3 Tbs. cold unsalted butter; more at room temperature for buttering the thermometer and pan
3-3/4 cups granulated sugar
1-1/2 cups heavy cream
4 oz. unsweetened chocolate, coarsely chopped
3 Tbs. light corn syrup
1 tsp. table salt
- Lightly butter the face of a candy thermometer and set aside.
- Put the sugar, cream, chocolate, corn syrup, and salt in a large (4-quart) heavy-duty saucepan and stir with a spoon or heatproof spatula until the ingredients are moistened and combined. Stirring gently and constantly, bring the mixture to a boil over medium heat, 7 to 12 minutes. Cover the saucepan and let the steam clean the sides of the pan for 2 minutes.

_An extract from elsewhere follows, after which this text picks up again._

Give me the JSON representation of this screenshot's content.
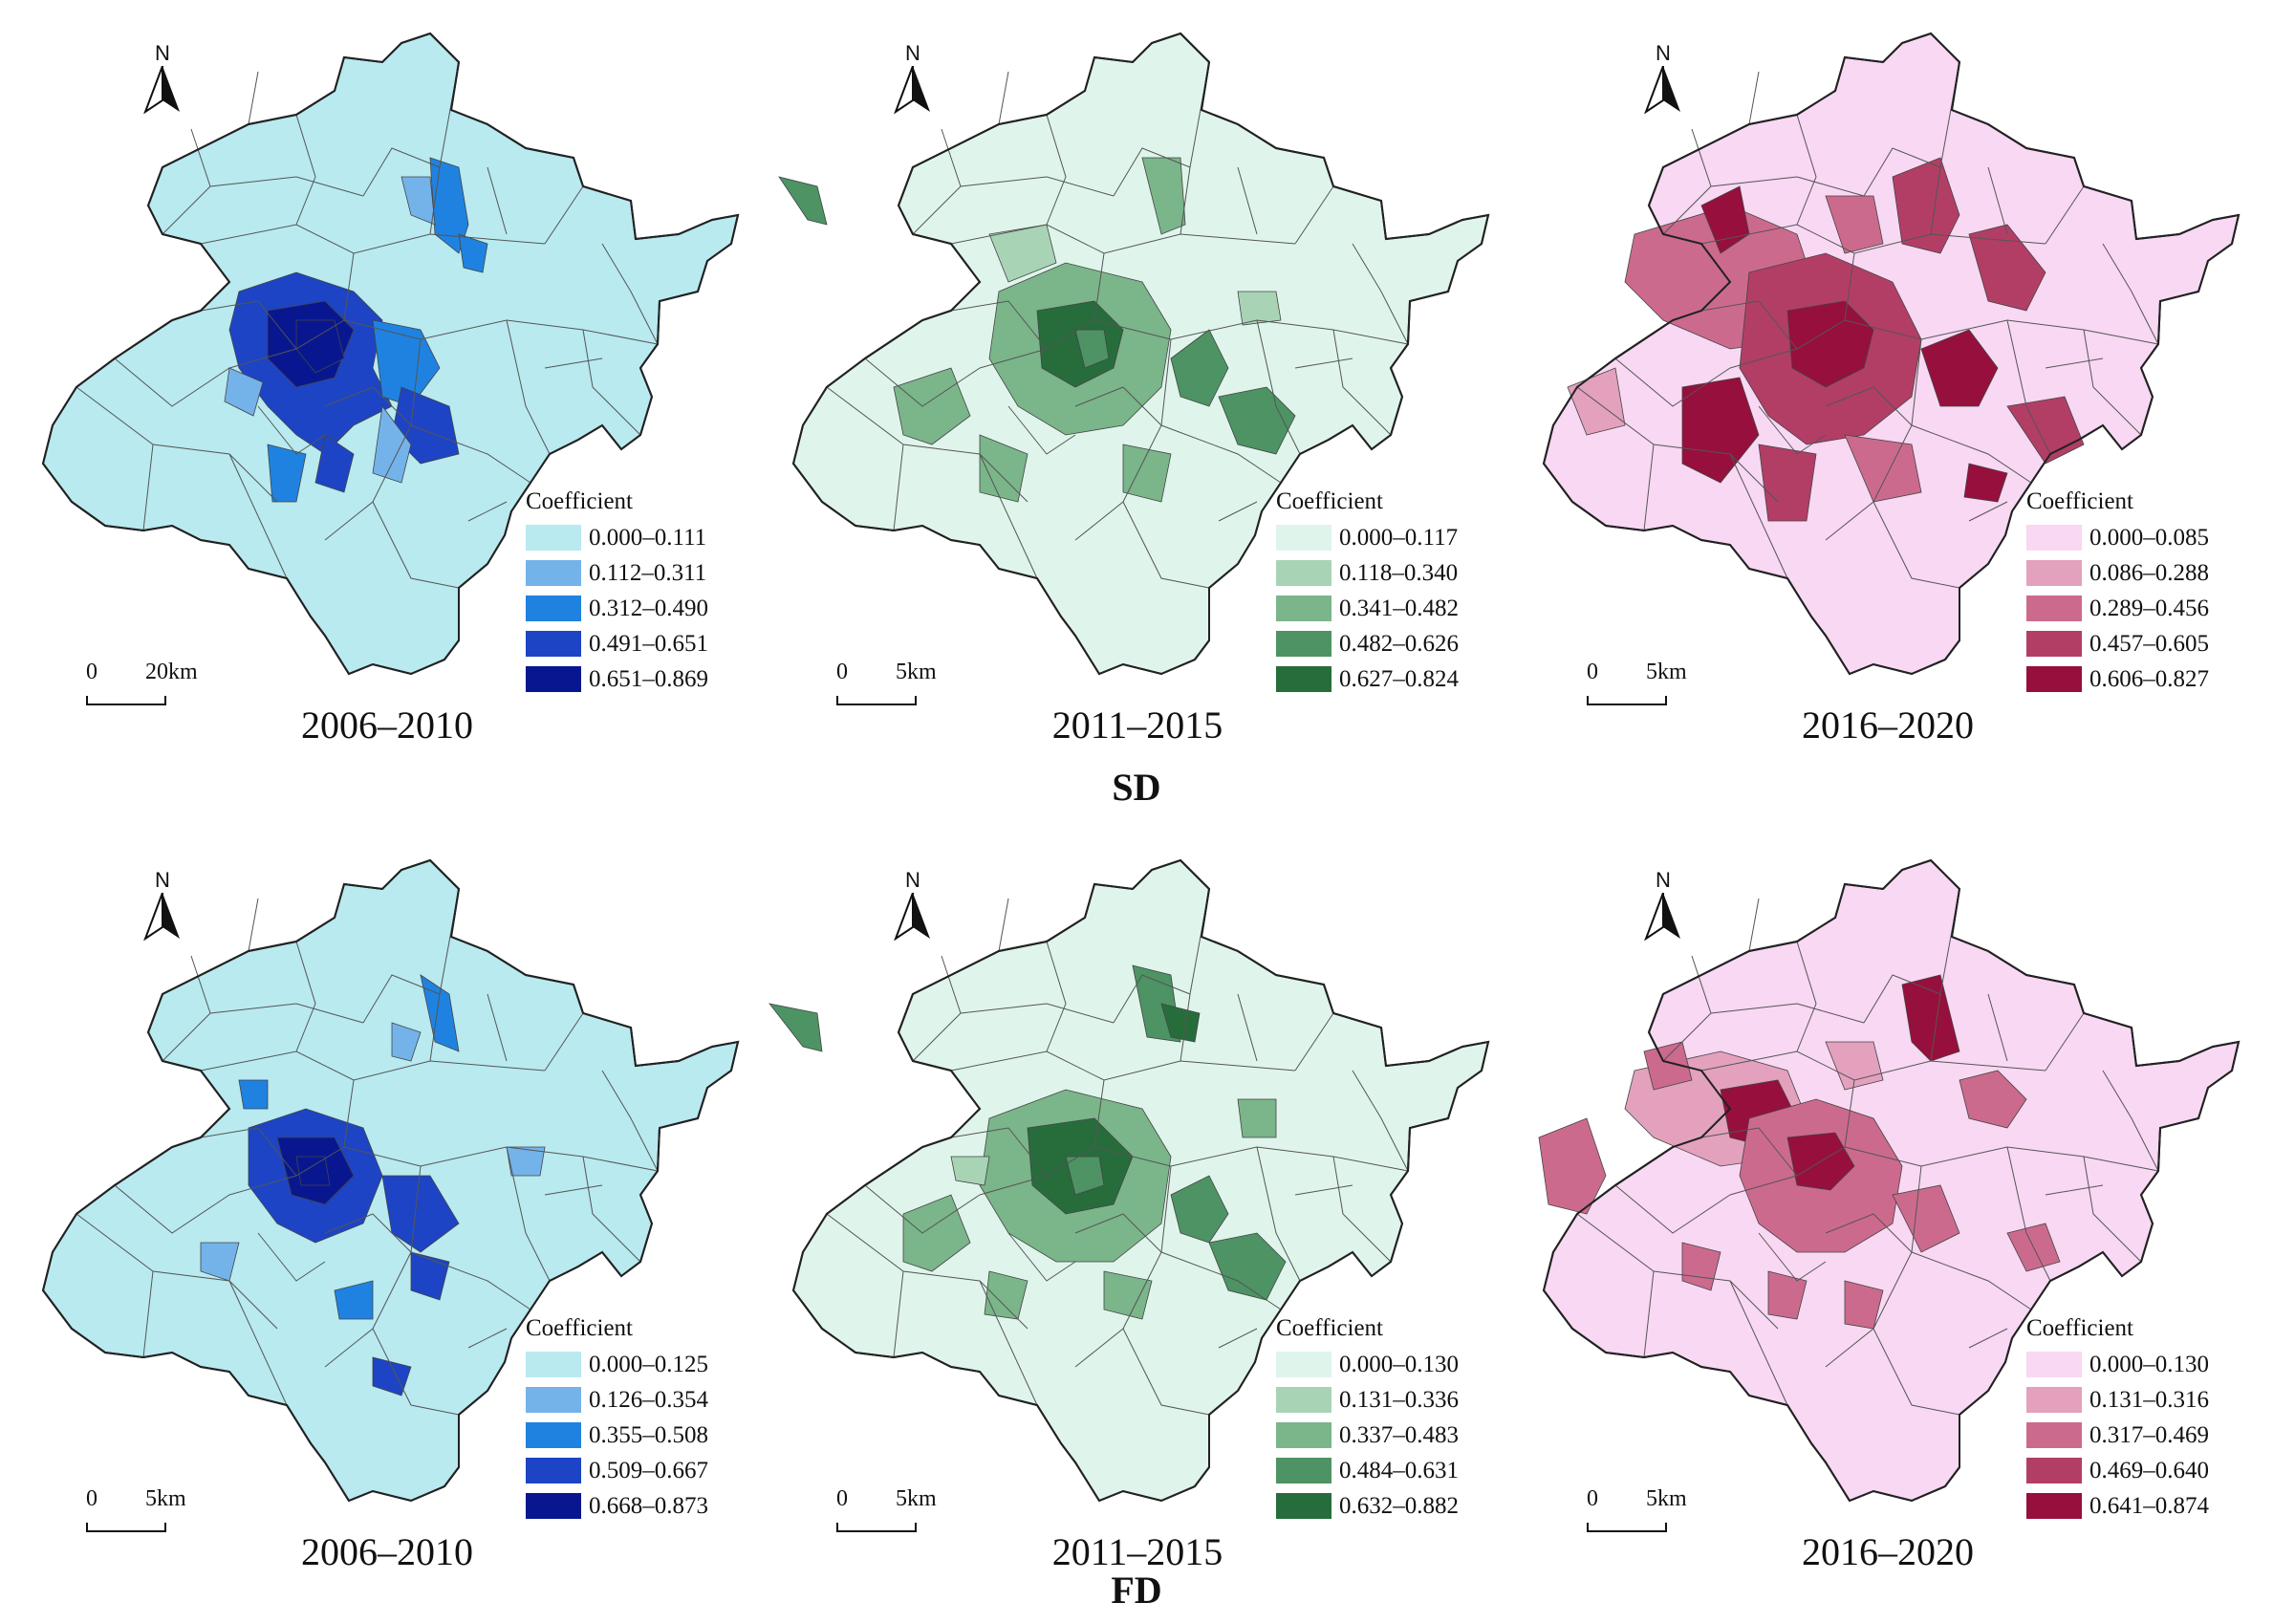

- Clip the candy thermometer to the pot, being careful not to let the tip of the thermometer touch the bottom of the pot, or you might get a false reading. Let the mixture boil without stirring until it reaches 236°F to 238°F, 2 to 5 minutes. Take the pan off the heat and add the butter, but do not stir it into the mixture. Set the pan on a rack in a cool part of the kitchen. Don’t disturb the pan in any way until the mixture has cooled to 110°F, 1 to 1-1/2 hours.
- Meanwhile, line the bottom and sides of an 8×8-inch baking pan with foil, leaving a 2-inch overhang on two opposite sides of the pan. Butter the foil. Set the pan aside.
- Remove the thermometer from the fudge mixture. Using a hand mixer, beat the mixture on high speed until it is a few shades lighter in color and thickens enough that the beaters form trails that briefly expose the bottom of the pan as they pass through, 10 to 20 minutes. Pour the thickened fudge into the prepared pan, using a rubber spatula to help nudge it out of the pot. You can scrape the bottom of the pot but not the sides; any crystals that stick to the pot stay in the pot. Smooth the top of the fudge with the spatula. Set the pan on a rack and let the fudge cool completely, about 2 hours. The fudge will be slightly soft the day it’s made but will firm up overnight.
- Turn the fudge out onto a clean cutting board and peel off the foil. Turn the slab of fudge right side up and cut it into 25 equal pieces. The fudge will keep for a week to 10 days stored in an airtight container at room temperature.